Hello, kids! Today we’re going to learn about discrimination in the business world.
I’m usually annoyed by this entrepreneurial class, but mostly I find it ridiculous. I happen to always get interested in things I don’t know or understand, so I thought this course would be useful in understanding how businesses are made and unmade, meet entrepreneurs and broaden my leftist views on finance and marketing.
Not so much.
The problem is twofold: on the one hand you have a class which seems obsessed with money, power, prestige, things that are not on top of my priority lists. On the other hand you have a teacher who is gifted with a giant ego. After he ran the New York marathon, he started our class with a power point presentation of how he had done as “a metaphor on business”. He looks down on researchers. (Stupid, since technical innovation is a huge motor of business creation, but hey! He’s the one who did Harvard Business School, I’m just a lowly lit girl.)He keeps boasting about his success as an entrepreneur.
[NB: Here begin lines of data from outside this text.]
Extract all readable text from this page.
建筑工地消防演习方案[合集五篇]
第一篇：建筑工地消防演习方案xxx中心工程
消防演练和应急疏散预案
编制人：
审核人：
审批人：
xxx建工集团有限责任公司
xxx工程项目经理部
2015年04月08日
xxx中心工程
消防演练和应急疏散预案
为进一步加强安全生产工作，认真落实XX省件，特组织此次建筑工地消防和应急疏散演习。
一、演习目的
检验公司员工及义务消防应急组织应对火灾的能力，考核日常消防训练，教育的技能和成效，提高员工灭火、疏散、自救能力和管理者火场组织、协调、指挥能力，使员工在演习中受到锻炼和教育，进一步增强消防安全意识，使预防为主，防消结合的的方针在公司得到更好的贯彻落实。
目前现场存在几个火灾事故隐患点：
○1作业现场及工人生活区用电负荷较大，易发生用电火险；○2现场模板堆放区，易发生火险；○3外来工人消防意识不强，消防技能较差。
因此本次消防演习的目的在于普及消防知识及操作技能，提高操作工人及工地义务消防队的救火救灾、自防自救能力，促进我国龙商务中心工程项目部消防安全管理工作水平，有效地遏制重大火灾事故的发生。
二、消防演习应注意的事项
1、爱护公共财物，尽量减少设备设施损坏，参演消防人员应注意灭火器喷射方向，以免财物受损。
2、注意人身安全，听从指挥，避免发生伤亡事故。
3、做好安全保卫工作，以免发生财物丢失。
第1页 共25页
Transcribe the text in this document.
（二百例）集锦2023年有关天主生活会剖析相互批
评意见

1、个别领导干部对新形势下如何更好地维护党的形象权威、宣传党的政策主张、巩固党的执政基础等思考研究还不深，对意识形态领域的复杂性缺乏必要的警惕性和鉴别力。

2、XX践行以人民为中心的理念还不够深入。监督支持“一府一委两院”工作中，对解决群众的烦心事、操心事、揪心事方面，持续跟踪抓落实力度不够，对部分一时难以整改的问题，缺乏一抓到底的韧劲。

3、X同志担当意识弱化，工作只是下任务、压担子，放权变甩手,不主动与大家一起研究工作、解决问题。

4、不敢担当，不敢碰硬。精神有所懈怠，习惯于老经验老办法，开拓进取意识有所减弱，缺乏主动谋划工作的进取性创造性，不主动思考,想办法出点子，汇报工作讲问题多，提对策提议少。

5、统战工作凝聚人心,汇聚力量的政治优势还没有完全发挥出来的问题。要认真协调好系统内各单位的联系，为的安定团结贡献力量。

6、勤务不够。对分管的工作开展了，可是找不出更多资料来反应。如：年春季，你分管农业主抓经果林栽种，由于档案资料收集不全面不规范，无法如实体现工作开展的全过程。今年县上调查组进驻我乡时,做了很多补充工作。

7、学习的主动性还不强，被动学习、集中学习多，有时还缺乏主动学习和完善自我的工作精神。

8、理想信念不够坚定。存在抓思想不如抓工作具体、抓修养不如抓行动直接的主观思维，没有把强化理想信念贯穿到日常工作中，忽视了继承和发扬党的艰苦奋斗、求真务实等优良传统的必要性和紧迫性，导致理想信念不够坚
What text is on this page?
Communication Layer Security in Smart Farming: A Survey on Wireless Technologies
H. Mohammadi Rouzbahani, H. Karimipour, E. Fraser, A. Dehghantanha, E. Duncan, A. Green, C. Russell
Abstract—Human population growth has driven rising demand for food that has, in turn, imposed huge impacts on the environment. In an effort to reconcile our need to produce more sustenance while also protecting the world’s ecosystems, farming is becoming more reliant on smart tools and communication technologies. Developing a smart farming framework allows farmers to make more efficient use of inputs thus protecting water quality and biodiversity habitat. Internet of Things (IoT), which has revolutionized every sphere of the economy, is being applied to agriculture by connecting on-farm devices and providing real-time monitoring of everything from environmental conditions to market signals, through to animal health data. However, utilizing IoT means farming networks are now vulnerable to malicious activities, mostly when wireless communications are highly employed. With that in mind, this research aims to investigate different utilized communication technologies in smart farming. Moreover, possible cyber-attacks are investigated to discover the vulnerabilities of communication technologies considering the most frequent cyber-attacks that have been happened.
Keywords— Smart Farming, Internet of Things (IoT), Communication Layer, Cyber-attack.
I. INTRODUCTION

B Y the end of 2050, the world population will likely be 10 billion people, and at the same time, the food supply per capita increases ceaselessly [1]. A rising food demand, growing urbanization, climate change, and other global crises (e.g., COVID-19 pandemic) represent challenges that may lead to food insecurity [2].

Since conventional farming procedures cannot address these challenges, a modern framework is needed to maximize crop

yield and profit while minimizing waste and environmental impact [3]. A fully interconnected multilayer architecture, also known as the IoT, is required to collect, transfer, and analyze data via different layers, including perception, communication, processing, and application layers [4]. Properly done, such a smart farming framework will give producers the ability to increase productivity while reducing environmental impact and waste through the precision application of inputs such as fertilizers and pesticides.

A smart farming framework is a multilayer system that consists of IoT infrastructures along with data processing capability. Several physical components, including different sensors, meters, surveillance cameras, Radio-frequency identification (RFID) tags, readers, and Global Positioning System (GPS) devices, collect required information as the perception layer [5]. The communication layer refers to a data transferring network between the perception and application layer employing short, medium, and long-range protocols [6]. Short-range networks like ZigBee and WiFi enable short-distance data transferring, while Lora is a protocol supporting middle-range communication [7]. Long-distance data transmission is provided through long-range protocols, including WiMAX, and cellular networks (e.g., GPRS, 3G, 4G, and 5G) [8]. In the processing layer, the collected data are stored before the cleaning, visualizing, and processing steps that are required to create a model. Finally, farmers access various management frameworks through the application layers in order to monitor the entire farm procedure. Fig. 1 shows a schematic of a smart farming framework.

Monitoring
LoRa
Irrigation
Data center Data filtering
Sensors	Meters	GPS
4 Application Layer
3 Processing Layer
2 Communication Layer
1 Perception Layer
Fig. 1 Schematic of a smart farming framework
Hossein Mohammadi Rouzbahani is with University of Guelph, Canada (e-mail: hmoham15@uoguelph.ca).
Last week’s class summed up my problem in a nutshell. Topic: women in business. Numbers: pretty bad. In France, only 1% of business administrators are women, as opposed to 4% in the USA. The usual power point crap: a giant graph showing how many women have a top rank in France’s biggest firms.
“This is shocking,” says the teacher, strutting around the class room. “I mean, it’s understandable that no women belong to [Huge Aeronautics Company] or [Giant Arms Dealer]. But it’s very surprising that there are no women working for [Big Food Industry] or [World Famous Cosmetics Company]. “
My hand shoots up.
« So what you’re saying is that women can only understand baby food and makeup ?”
“I knew someone would overreact during this class, it happens every year. You don’t have to take everything so personally.”
Another hand shoots up, my neighbour’s, an accountant major.
“How many women work in your company?”
Teacher looks vexed. My neighbour is a man, so he can’t accuse him of being an overreacting woman.
“Only one, but my company is focused on sport and the internet, so it’s not very interesting for women.”
The worse part of this class is that a few people came to see me at the end to ask me why I had been so aggressive with the teacher. “He’s trying to highlight the problem.”
But he also is the problem. His sexism is so deeply ingrained, he doesn’t even realize how sexist he is. There are about 50 women attending this seminar, and only one reacted, the one who won’t become an entrepreneur.